Gleichen's comital title, shared by his sisters, derived from his mother, who had received it from Ernst II, Duke of Saxe-Coburg and Gotha, shortly before her morganatic marriage to his father. Gleichen had been an hereditary estate of the Princes of Hohenlohe in Germany since 1631, and their father voluntarily used it as a comital title to place himself on the same social footing as his wife. But Edward was not entitled to any land or revenues derived from this dynastic property.
On 15 December 1885, the Court Circular announced Queen Victoria's permission for Edward's mother to share his father's rank at the Court of St James's, and henceforth they were known as TSH Prince and Princess Victor of Hohenlohe-Langenburg. But the Queen did not extend that privilege to their children, although she confirmed use of their German style as count and countesses. On 12 June 1913 Edward was granted precedence before marquesses in the peerage of England (while his sisters were granted precedence before the daughters of dukes in the English peerage).[1]
Career
Gleichen served as a Page of Honour to the Queen from 1874 to 1879.

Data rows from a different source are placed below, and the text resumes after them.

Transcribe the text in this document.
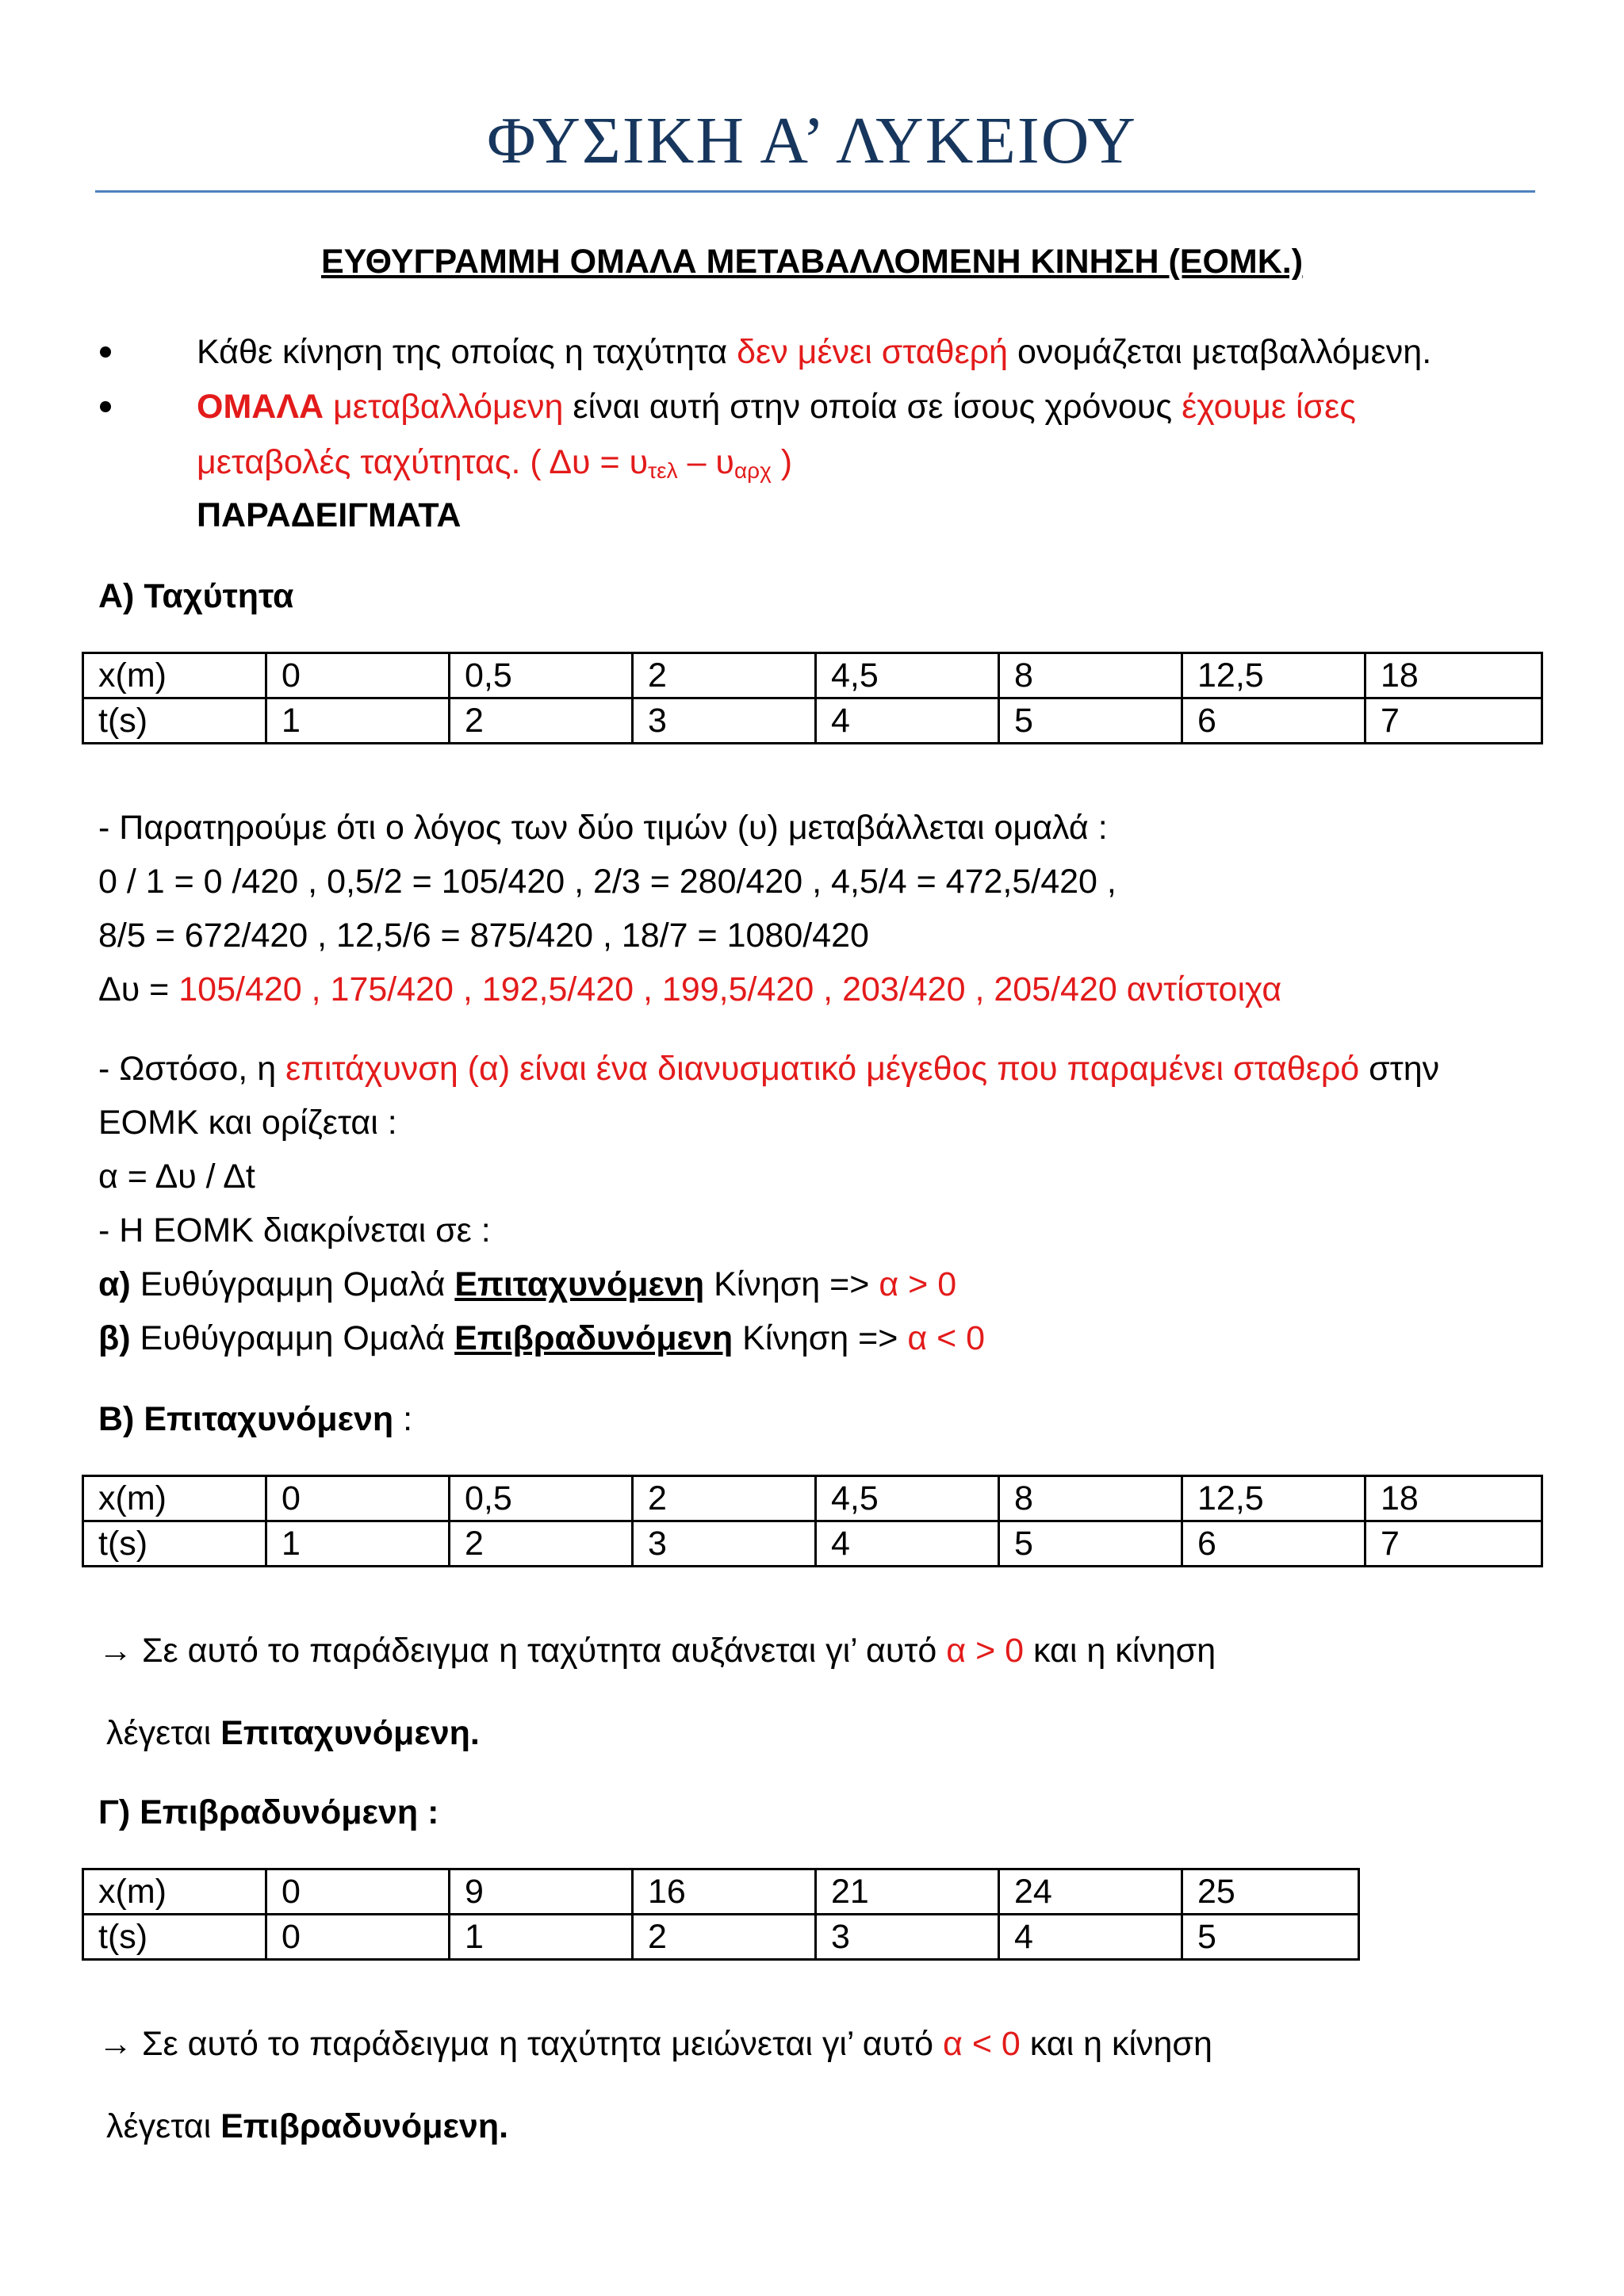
ΦΥΣΙΚΗ Α’ ΛΥΚΕΙΟΥ
ΕΥΘΥΓΡΑΜΜΗ ΟΜΑΛΑ ΜΕΤΑΒΑΛΛΟΜΕΝΗ ΚΙΝΗΣΗ (ΕΟΜΚ.)
Κάθε κίνηση της οποίας η ταχύτητα δεν μένει σταθερή ονομάζεται μεταβαλλόμενη.
ΟΜΑΛΑ μεταβαλλόμενη είναι αυτή στην οποία σε ίσους χρόνους έχουμε ίσες
μεταβολές ταχύτητας. ( $\Delta\upsilon = \upsilon_{\tau\varepsilon\lambda} - \upsilon_{\alpha\rho\chi}$ )
ΠΑΡΑΔΕΙΓΜΑΤΑ
Α) Ταχύτητα
x(m)	0	0,5	2	4,5	8	12,5	18
t(s)	1	2	3	4	5	6	7
- Παρατηρούμε ότι ο λόγος των δύο τιμών (υ) μεταβάλλεται ομαλά :
0 / 1 = 0 /420 , 0,5/2 = 105/420 , 2/3 = 280/420 , 4,5/4 = 472,5/420 ,
8/5 = 672/420 , 12,5/6 = 875/420 , 18/7 = 1080/420
Δυ = 105/420 , 175/420 , 192,5/420 , 199,5/420 , 203/420 , 205/420 αντίστοιχα
- Ωστόσο, η επιτάχυνση (α) είναι ένα διανυσματικό μέγεθος που παραμένει σταθερό στην
ΕΟΜΚ και ορίζεται :
α = Δυ / Δt
- Η ΕΟΜΚ διακρίνεται σε :
α) Ευθύγραμμη Ομαλά Επιταχυνόμενη Κίνηση => α > 0
β) Ευθύγραμμη Ομαλά Επιβραδυνόμενη Κίνηση => α < 0
Β) Επιταχυνόμενη :
x(m)	0	0,5	2	4,5	8	12,5	18
t(s)	1	2	3	4	5	6	7
→ Σε αυτό το παράδειγμα η ταχύτητα αυξάνεται γι’ αυτό α > 0 και η κίνηση
λέγεται Επιταχυνόμενη.
Γ) Επιβραδυνόμενη :
x(m)	0	9	16	21	24	25
t(s)	0	1	2	3	4	5
→ Σε αυτό το παράδειγμα η ταχύτητα μειώνεται γι’ αυτό α < 0 και η κίνηση
λέγεται Επιβραδυνόμενη.
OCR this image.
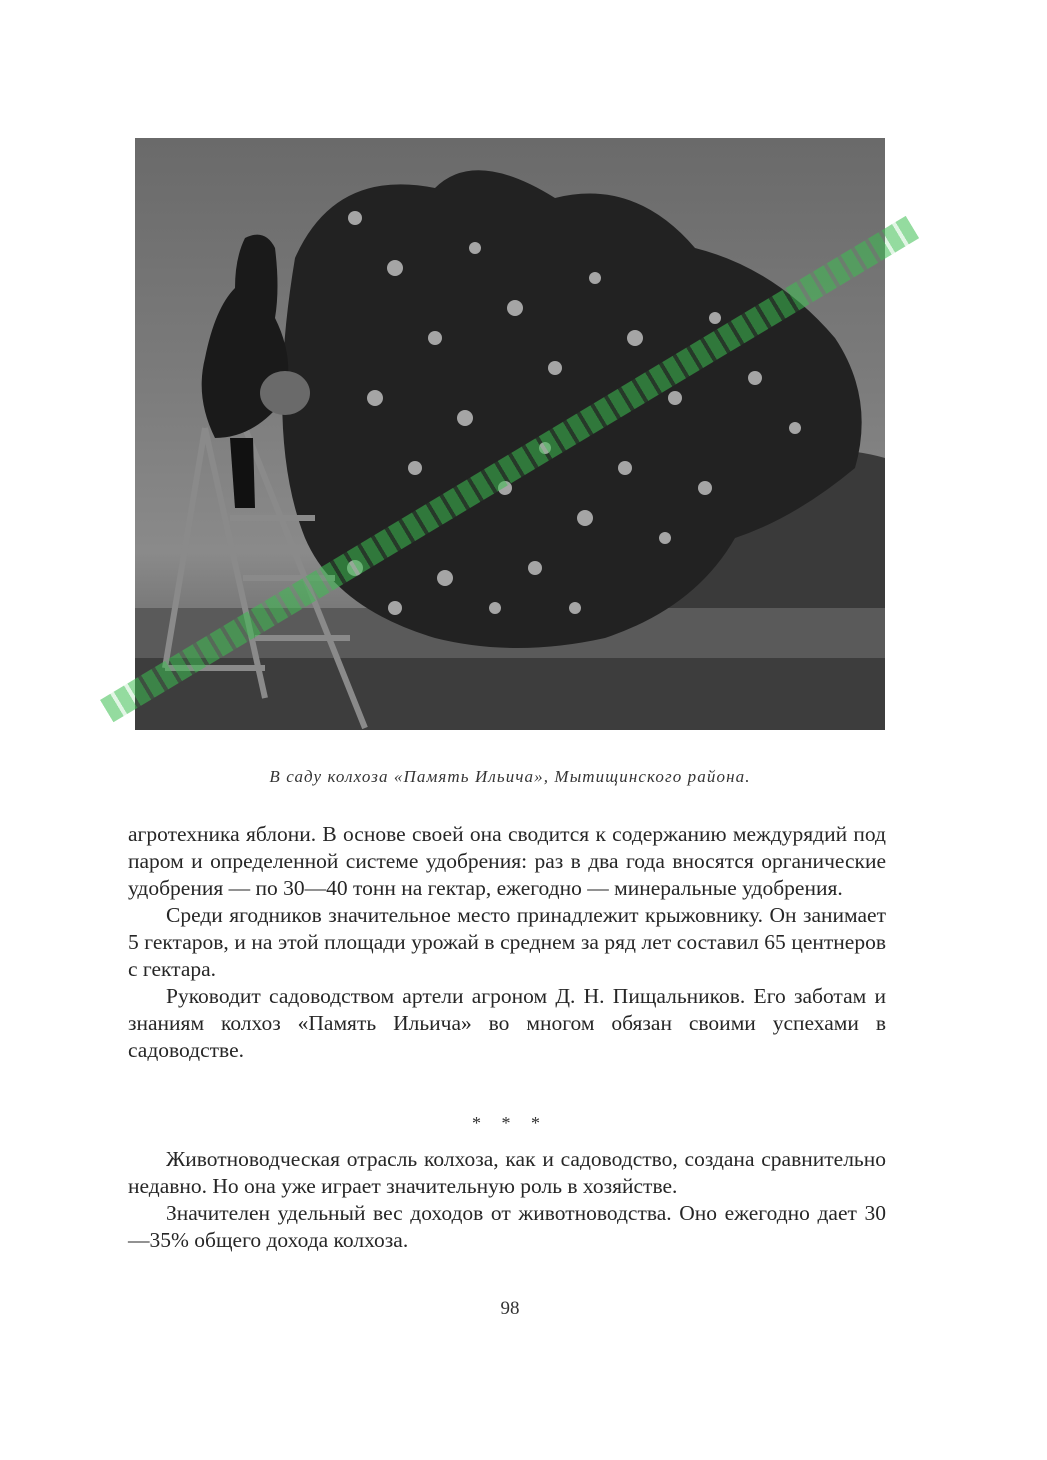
В саду колхоза «Память Ильича», Мытищинского района.

агротехника яблони. В основе своей она сводится к содержанию междурядий под паром и определенной системе удобрения: раз в два года вносятся органические удобрения — по 30—40 тонн на гектар, ежегодно — минеральные удобрения.

Среди ягодников значительное место принадлежит крыжовнику. Он занимает 5 гектаров, и на этой площади урожай в среднем за ряд лет составил 65 центнеров с гектара.

Руководит садоводством артели агроном Д. Н. Пищальников. Его заботам и знаниям колхоз «Память Ильича» во многом обязан своими успехами в садоводстве.

* * *

Животноводческая отрасль колхоза, как и садоводство, создана сравнительно недавно. Но она уже играет значительную роль в хозяйстве.

Значителен удельный вес доходов от животноводства. Оно ежегодно дает 30—35% общего дохода колхоза.

98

He was Sudan agent in Cairo from 1901 to 1903 with the local rank of lieutenant colonel,[4] then military attaché to Berlin from 1903 to 1906. He and Kaiser Wilhelm II fell out, and Gleichen was sent to be military attaché in Washington D.C. from 1906 to 1907. He met the Wright brothers while in Washington and wrote a report on their aircraft, but also failed to form a relationship with U.S. President Teddy Roosevelt. He was assistant director of military kperations from 1907 to 1911.
The doings of the Fifteenth Infantry Brigade, August 1914 to March 1915 (1917)
London's open air statuary (1928)
A Guardsman's Memories (1932).
He was the editor of:
Anglo-Egyptian Sudan: a compendium prepared by officers of the Sudan Government - Vol. I: Geographical, descriptive and historical. - 1905. Vol.II: Routes.- 1905. Suppl.: 1906
Change of title
When King George V commanded his German relatives domiciled in Britain to Anglicize their names and titles in 1917, the Gleichens' 1913 precedence was reduced several grades to that of younger son/daughters of a marquess in the peerage of the United Kingdom.[9] This was because only marquisal rank was conferred upon the King's nearer, heretofore princely relatives, the Tecks and Battenbergs. Although inexplicably allowed to retain their German surname, the Gleichens relinquished use of the comital title and on 12 September 1917 acquired the prefix of Lord or Lady, although this was not made hereditary for Edward's descendants as his countship had been.[9]
On 2 July 1910, Gleichen married Sylvia Gay Edwardes (a niece of the 4th Baron Kensington), who was a maid of honour to Queens Victoria and Alexandra. They had no children. He is buried at Holy Trinity Church burial ground, Forest Row, Sussex, England.
In her memoirs, his sister Lady Helena Gleichen described a sad incident that happened at Overstone Hall. A "particularly nice" butler named Atkins tried to learn how to swim in the nearby lake, but disappeared. Lord Edward dived after him numerous times, but was unable to save him. In the end, his body was retrieved.[10]